I’d completely forgotten the controversy, because it happened at a time when I wasn’t paying any attention to Shadowrun at all and consequently I only paid passing attention to it when it happened. Courtney over at the Hack & Slash blog has covered the controversy in three blog posts which bring together most of the significant evidence, and it’s enough to convince me.

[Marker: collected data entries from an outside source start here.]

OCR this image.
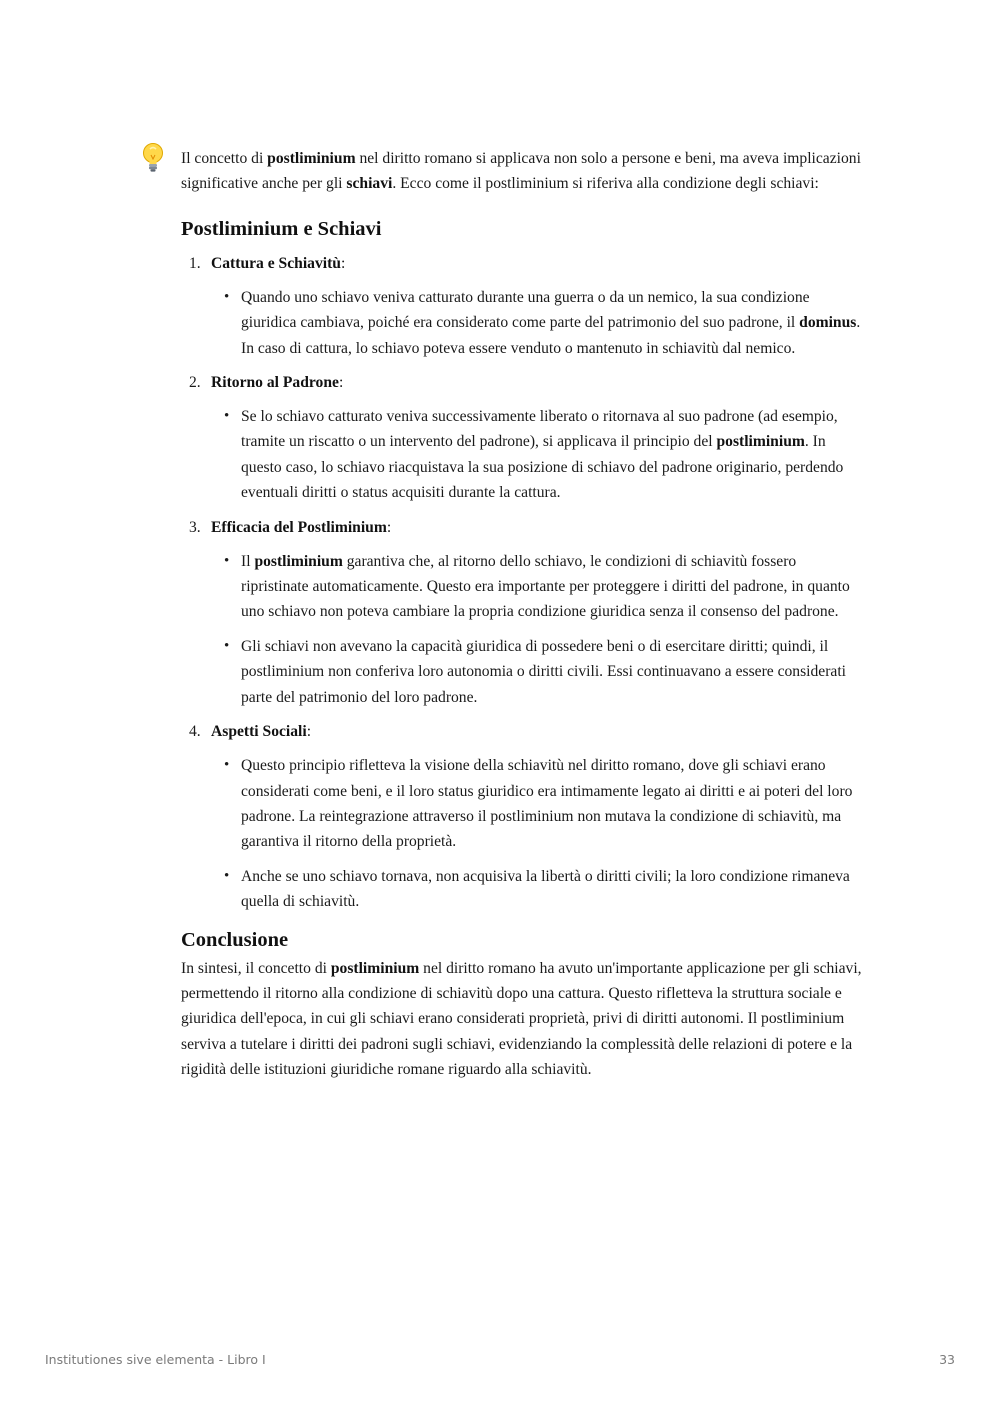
Il concetto di postliminium nel diritto romano si applicava non solo a persone e beni, ma aveva implicazioni significative anche per gli schiavi. Ecco come il postliminium si riferiva alla condizione degli schiavi:

Postliminium e Schiavi
1. Cattura e Schiavitù:
• Quando uno schiavo veniva catturato durante una guerra o da un nemico, la sua condizione giuridica cambiava, poiché era considerato come parte del patrimonio del suo padrone, il dominus. In caso di cattura, lo schiavo poteva essere venduto o mantenuto in schiavitù dal nemico.
2. Ritorno al Padrone:
• Se lo schiavo catturato veniva successivamente liberato o ritornava al suo padrone (ad esempio, tramite un riscatto o un intervento del padrone), si applicava il principio del postliminium. In questo caso, lo schiavo riacquistava la sua posizione di schiavo del padrone originario, perdendo eventuali diritti o status acquisiti durante la cattura.
3. Efficacia del Postliminium:
• Il postliminium garantiva che, al ritorno dello schiavo, le condizioni di schiavitù fossero ripristinate automaticamente. Questo era importante per proteggere i diritti del padrone, in quanto uno schiavo non poteva cambiare la propria condizione giuridica senza il consenso del padrone.
• Gli schiavi non avevano la capacità giuridica di possedere beni o di esercitare diritti; quindi, il postliminium non conferiva loro autonomia o diritti civili. Essi continuavano a essere considerati parte del patrimonio del loro padrone.
4. Aspetti Sociali:
• Questo principio rifletteva la visione della schiavitù nel diritto romano, dove gli schiavi erano considerati come beni, e il loro status giuridico era intimamente legato ai diritti e ai poteri del loro padrone. La reintegrazione attraverso il postliminium non mutava la condizione di schiavitù, ma garantiva il ritorno della proprietà.
• Anche se uno schiavo tornava, non acquisiva la libertà o diritti civili; la loro condizione rimaneva quella di schiavitù.
Conclusione

In sintesi, il concetto di postliminium nel diritto romano ha avuto un'importante applicazione per gli schiavi, permettendo il ritorno alla condizione di schiavitù dopo una cattura. Questo rifletteva la struttura sociale e giuridica dell'epoca, in cui gli schiavi erano considerati proprietà, privi di diritti autonomi. Il postliminium serviva a tutelare i diritti dei padroni sugli schiavi, evidenziando la complessità delle relazioni di potere e la rigidità delle istituzioni giuridiche romane riguardo alla schiavitù.

Institutiones sive elementa - Libro I	33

As I understand it, Loren Coleman is still one of the people calling the shots at Catalyst. As long as that’s the case, I’ll be avoiding any Catalyst products. When Catalyst was tested in the balance, Catalyst was found wanting: specifically, Catalyst’s head honchos decided to side with their personal friends, the Colemans, despite a sustained and long-term pattern of siphoning cookies out of the cookie jar on their part, by retaining them in the company and by not prioritising obtaining money for the freelancers (through legal action if the Colemans wouldn’t put their hand in their pockets themselves) above and beyond making sure that the Colemans didn’t suffer any negative effects of their own awful behaviour.

Given the industry’s reliance on freelancers, I increasingly feel like I’d rather spend money on publishers who actually make a point of paying them. If the old regime were still in charge at Chaosium and still indulging in their infamously slack payment habits, I might feel the same about them; as it stands, part of the reason I’m such a keen advocate for the new regime is that they’ve made paying their debts and doing right by their freelancers an overt priority going forwards.

I can’t trust that Catalyst won’t leave their freelancers high and dry again in the future – if not because of another Loren Coleman hand-in-the-cookie-jar moment, then because of some other crisis where the company leadership decides that the personal comfort of them and their friends takes priority over their contractual obligations to freelancers. And when you add to that the way Coleman just plain got away with it, well, it sticks in my craw to think of my money going to Catalyst as long as he’s involved.